Just Earth News 09 Jun 2017, 06:02 am Print
Mark Garten
“The rights of indigenous peoples and environmental rights are under attack in Brazil,” said the UN Special Rapporteurs on the rights of indigenous peoples, Victoria Tauli Corpuz, on human rights defenders, Michel Forst, and on the environment, John Knox, in a press release from the Office of the UN High Commissioner for Human Rights(OHCHR).
Francisco José Eguiguren Praeli, Rapporteur on the rights of indigenous peoples of the Inter-American Commission on Human Rights, also joined the condemnation.
The experts noted that Brazil has seen the highest number of killings of environmental and land defenders of any country over the last 15 years, up to an average of about one every week. Indigenous peoples are especially at risk.

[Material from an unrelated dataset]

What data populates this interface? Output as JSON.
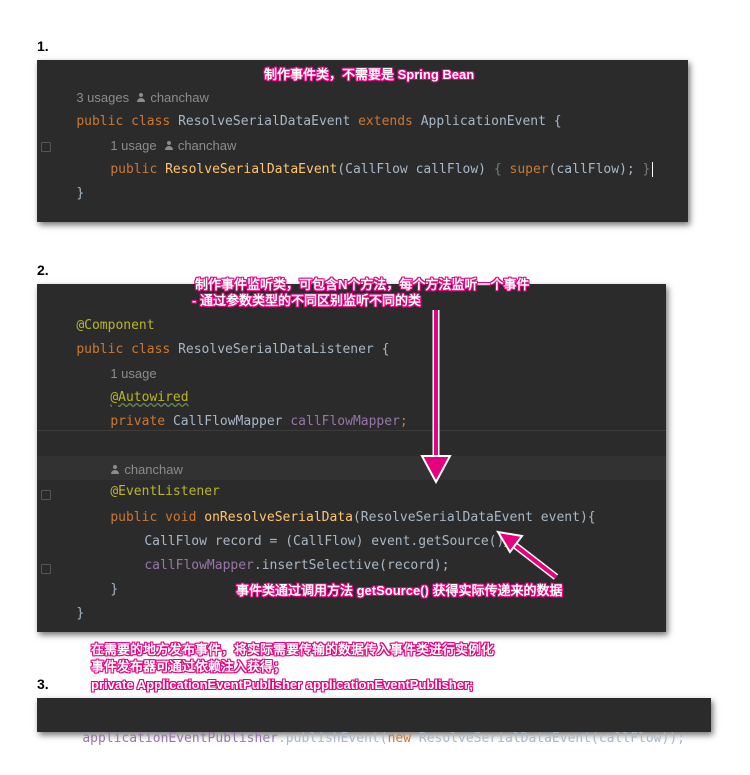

“Against this backdrop, Brazil should be strengthening institutional and legal protection for indigenous peoples, as well as people of African heritage and other communities who depend on their ancestral territory for their material and cultural existence,” the experts stated. “It is highly troubling that instead, Brazil is considering weakening those protections.”
More specifically, the Congressional Investigative Commission's report calls for stripping the National Indian Foundation (FUNAI), the body supporting indigenous peoples in the protection of their rights, of responsibility for the legal titling and demarcation of indigenous lands, after having already had its funding severely reduced.
In addition, the report accuses the United Nations of being “a confederation of non-governmental organizations influencing Brazilian policy” through its agencies, the ILO Convention 169, and the UN Declaration on the Rights of Indigenous Peoples.
According to the experts, the report states that the UN Declaration presents a grave threat to Brazil's sovereignty, and encourages the Brazilian government to denounce ILO Convention 169, claiming it manipulates the establishment of non-existent indigenous peoples in order to expand indigenous lands in Brazil.
“It's really unfortunate that instead of exemplifying the principles enshrined in the Declaration, the Congressional Investigative Commission questions the motives behind it and those of the UN itself, and waters down any progress made so far,” they said.
“Weakening such protections would be contrary to the general obligation of States not to regress in the level of their protections of human rights, including those dependent on a healthy environment,” they stressed.
Special Rapporteurs and independent experts are appointed by the Geneva-based UN Human Rights Council to examine and report back on a specific human rights theme or a country situation. The positions are honorary and the experts are not UN staff, nor are they paid for their work.